Pensaba que su condición de extranjero lo eximiría de la cámara de torturas adonde eran llevados los detenidos después del último interrogatorio. Había nacido en Salt Lake City y llevaba casi seis meses detenido. Fue capturado cuando la avioneta que tripulaba ¾ y desde donde arrojaba octavillas religiosas¾ tuvo que realizar un aterrizaje forzoso sobre una sabana camagüeyana.

Lo sacaron de su celda a altas horas de la noche, de una noche ya extraviada en el calendario de su mente, y fue conducido por largos pasillos apenas iluminados por una pobre luz amarilla.

La cámara de torturas parecía un eficiente laboratorio dental con amplios sillones y un sinnúmero de aparatos eléctricos conectados a los sillones por cientos de cables y tornillos. A la derecha, una cama con correas para sujetar al reo y una gigantesca lámpara que proyectaba una luz incandescente. Al centro, la silla perforada de la cual hablaban tanto los reclusos, cuya función era perforar el ano del preso con un enorme taladro que se enroscaba desde el fondo de la silla. La sangre lavada y seca había manchado aquel local de un color siniestro.

Lo sentaron en una butaca más bien cómoda y lo ataron de pies y manos. Le quitaron solamente el zapato del pies izquierdo mientras permanecía completamente vestido, por lo que dedujo que el dolor vendría por esa vía. Se encomendó a Dios y se puso a observar al verdugo con esmero bovino. Llegó a sentirse como en la consulta de su médico en Salt Lake City, adonde acudía anteriormente en busca de un alivio para los callos. El verdugo acercó a la silla media docena de pinzas, alicates y punzones. En una micronésima de segundo y de un solo giro, con la destreza de quien realiza una conocida y vieja rutina, el verdugo le arrancó de cuajo la uña del dedo gordo, haciendo que la sangre salpicara sus pantalones, el piso y el aire detenido entre las paredes. Un dolor indescriptible le hizo perder el conocimiento.
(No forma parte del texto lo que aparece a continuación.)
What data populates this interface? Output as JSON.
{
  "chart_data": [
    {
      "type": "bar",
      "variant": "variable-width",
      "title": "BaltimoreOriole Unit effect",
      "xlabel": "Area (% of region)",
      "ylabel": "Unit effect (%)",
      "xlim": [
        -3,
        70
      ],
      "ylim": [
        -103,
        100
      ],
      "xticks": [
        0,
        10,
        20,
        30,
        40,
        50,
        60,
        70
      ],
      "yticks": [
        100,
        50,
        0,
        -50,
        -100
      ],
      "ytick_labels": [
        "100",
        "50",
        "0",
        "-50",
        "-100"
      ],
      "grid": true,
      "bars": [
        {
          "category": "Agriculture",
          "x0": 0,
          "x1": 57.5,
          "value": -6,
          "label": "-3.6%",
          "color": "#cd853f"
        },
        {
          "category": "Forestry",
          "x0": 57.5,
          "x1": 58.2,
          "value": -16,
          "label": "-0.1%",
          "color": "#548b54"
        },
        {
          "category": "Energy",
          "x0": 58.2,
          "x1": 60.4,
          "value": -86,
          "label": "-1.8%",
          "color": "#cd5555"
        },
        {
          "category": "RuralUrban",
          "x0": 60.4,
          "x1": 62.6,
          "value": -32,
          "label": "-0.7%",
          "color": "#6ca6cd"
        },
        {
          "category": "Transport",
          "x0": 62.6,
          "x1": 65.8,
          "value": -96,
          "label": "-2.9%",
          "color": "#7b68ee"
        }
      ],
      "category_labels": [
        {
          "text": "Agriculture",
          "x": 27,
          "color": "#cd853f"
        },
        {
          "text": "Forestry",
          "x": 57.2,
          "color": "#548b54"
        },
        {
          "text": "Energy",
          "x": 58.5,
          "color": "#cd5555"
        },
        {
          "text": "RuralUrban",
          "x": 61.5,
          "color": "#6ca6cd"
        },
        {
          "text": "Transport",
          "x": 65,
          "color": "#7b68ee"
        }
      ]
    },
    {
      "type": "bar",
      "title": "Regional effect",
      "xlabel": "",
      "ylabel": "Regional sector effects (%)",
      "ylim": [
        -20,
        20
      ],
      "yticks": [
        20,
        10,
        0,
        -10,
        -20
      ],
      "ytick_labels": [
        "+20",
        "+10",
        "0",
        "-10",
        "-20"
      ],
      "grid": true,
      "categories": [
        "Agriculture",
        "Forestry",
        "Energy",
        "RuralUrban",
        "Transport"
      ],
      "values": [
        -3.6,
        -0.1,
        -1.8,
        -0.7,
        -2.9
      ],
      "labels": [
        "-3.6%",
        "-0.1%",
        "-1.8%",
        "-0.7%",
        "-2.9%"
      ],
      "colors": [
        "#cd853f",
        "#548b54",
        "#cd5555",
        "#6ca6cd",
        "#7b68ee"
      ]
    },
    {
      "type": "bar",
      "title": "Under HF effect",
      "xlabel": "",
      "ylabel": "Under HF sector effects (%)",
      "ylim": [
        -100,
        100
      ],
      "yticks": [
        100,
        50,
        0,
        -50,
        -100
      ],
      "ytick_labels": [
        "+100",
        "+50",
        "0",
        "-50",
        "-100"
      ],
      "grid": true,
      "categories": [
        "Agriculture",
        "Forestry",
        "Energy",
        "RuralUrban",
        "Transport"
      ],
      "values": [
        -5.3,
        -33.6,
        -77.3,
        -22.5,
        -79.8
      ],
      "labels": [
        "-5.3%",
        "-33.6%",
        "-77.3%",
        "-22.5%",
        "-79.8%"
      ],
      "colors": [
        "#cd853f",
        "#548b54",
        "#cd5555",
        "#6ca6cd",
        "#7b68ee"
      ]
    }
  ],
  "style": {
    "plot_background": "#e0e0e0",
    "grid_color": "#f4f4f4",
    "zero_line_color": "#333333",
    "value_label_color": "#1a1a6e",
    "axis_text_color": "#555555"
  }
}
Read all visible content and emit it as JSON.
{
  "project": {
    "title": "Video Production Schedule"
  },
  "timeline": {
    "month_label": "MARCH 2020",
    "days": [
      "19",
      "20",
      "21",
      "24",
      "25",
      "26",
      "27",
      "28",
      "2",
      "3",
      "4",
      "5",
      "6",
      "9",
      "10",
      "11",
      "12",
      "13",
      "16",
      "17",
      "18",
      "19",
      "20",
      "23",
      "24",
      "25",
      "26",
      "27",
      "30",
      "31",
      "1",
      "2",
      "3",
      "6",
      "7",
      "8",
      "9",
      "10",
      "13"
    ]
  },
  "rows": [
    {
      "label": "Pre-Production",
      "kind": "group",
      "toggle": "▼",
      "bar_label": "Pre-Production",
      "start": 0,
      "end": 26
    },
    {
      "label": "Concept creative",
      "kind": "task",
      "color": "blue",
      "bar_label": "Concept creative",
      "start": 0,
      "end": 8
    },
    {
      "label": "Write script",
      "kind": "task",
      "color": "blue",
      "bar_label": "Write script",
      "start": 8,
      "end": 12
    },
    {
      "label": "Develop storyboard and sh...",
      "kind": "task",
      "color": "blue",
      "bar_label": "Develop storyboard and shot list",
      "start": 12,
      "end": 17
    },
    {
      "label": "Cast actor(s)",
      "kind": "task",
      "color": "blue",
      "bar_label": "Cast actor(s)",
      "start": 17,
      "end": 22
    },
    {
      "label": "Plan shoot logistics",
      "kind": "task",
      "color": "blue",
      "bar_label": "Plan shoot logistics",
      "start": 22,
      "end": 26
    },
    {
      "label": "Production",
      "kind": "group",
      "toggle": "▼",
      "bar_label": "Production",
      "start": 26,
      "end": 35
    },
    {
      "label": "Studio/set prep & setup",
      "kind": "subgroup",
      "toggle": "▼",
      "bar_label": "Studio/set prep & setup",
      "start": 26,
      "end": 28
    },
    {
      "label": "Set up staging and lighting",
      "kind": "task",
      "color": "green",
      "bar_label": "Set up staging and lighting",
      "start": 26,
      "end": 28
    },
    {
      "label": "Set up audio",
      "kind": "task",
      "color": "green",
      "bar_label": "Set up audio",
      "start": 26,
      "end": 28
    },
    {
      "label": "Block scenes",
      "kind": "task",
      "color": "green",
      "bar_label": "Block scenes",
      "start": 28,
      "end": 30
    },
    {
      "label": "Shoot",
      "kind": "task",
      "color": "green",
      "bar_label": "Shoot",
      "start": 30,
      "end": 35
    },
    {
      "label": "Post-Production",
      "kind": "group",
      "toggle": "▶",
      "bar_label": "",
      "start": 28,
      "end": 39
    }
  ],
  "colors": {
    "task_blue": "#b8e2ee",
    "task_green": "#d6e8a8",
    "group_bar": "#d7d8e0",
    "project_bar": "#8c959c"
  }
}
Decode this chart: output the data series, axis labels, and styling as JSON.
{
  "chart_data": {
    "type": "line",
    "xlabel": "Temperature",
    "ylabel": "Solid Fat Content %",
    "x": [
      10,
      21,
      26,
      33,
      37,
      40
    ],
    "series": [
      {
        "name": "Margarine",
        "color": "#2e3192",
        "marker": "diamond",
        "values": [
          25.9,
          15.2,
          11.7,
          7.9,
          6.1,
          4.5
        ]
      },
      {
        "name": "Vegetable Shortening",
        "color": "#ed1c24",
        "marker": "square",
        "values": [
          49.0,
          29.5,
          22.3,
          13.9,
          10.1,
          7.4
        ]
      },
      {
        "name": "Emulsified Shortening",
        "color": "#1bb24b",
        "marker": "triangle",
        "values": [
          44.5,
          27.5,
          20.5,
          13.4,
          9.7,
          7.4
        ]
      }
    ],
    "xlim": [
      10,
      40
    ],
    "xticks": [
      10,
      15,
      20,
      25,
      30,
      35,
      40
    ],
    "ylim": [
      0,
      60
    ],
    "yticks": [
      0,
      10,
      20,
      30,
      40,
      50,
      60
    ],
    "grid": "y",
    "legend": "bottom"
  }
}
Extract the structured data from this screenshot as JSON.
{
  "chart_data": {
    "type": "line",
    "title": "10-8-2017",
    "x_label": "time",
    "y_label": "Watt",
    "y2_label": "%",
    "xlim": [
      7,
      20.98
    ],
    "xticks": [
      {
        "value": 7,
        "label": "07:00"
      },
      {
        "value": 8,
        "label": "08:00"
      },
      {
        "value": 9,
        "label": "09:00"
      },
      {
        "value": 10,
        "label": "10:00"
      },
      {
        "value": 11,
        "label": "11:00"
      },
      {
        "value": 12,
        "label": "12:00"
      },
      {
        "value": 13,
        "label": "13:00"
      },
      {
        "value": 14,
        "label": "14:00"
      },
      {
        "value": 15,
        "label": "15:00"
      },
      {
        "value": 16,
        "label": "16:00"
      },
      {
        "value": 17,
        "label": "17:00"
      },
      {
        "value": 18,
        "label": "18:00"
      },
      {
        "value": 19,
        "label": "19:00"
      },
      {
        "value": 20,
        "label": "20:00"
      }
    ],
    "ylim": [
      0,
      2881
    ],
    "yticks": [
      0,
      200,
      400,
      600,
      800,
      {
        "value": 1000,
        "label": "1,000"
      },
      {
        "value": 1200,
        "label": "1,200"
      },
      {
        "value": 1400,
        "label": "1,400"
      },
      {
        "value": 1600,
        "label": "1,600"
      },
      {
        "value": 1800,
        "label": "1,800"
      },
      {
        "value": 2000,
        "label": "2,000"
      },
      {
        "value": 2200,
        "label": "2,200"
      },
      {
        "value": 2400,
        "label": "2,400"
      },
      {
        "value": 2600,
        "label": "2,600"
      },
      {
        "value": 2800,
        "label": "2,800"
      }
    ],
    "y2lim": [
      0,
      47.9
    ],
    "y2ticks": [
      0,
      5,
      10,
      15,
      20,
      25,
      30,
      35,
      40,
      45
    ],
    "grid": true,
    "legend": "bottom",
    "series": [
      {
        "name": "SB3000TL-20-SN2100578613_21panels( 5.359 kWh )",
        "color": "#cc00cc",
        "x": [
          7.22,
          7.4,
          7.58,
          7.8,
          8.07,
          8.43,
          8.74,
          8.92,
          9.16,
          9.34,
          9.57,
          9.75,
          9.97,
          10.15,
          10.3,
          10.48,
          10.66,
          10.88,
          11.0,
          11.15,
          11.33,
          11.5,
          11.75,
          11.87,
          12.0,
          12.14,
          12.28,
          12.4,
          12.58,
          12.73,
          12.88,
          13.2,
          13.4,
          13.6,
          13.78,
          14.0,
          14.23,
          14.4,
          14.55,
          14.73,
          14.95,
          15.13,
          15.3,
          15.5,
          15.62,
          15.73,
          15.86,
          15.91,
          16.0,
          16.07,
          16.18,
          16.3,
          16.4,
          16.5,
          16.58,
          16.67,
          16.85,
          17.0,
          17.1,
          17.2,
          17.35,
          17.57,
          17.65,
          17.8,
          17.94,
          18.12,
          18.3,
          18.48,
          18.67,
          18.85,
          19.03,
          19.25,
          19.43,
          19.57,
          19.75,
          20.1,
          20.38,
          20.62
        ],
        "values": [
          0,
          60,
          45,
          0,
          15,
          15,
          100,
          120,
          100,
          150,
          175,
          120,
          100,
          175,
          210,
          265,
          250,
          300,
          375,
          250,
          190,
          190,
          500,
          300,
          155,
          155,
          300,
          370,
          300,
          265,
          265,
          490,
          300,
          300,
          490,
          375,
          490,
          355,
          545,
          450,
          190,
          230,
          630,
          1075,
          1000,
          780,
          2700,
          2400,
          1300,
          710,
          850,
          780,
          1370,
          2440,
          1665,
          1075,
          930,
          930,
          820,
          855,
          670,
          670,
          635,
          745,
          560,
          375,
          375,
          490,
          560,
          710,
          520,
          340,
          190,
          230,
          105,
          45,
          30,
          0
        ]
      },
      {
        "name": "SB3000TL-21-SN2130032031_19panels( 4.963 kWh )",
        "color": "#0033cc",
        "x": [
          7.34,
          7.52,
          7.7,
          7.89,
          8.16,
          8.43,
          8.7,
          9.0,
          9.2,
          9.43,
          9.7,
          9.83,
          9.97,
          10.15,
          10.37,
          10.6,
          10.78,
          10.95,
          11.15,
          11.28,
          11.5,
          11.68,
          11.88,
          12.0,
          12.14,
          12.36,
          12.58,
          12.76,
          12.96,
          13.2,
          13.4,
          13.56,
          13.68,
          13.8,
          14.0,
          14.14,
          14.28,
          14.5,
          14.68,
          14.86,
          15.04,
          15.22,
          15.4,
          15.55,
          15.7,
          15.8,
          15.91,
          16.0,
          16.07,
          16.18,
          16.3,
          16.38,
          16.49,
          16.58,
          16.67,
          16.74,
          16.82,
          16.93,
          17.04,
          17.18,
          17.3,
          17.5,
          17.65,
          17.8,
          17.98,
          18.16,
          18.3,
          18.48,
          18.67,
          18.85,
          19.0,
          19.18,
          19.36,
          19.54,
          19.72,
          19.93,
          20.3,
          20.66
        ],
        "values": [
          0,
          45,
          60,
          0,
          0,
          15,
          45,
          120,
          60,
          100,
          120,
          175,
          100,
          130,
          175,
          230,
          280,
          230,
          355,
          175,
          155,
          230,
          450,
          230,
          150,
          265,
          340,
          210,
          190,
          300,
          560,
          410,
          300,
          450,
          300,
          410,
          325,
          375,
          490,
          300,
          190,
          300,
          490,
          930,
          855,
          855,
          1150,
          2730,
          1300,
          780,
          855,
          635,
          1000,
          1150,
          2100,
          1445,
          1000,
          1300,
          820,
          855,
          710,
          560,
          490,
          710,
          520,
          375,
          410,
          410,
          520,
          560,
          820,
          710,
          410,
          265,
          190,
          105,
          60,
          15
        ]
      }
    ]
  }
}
Pasaron tal vez muchas horas. Cuando se despertó, la sangre se había coagulado sobre sus dedos. El verdugo atendía, a unos pasos de él, a otro recluso que se deshacía en gritos. Fue entonces cuando la curiosidad lo llevó a acercar la cabeza al juego de herramientas que, ensangrentadas todavía, reposaban en el plato del sillón. Pasó la vista por el alicate que le había arrancado la uña con increíble precisión y detuvo la mirada sobre una inscripción grabada en una de las patas del mismo. Allí, en una breve ranura del metal, por la parte interior de la pata, venía plasmada la leyenda Made in USA.


La madre

La noche anterior había sido fusilado su hijo de 32 años. En vano habían sido las innumerables gestiones que la madre había hecho para que le conmutaran la pena a su hijo: hasta consiguió una audiencia con el Jefe del Estado Mayor, quien le dijo que nada ni nadie podría salvar a su hijo del paredón. El delito era tan grave, le dijo, que de no ser fusilado el pueblo se lanzaría a las calles a pedir justicia.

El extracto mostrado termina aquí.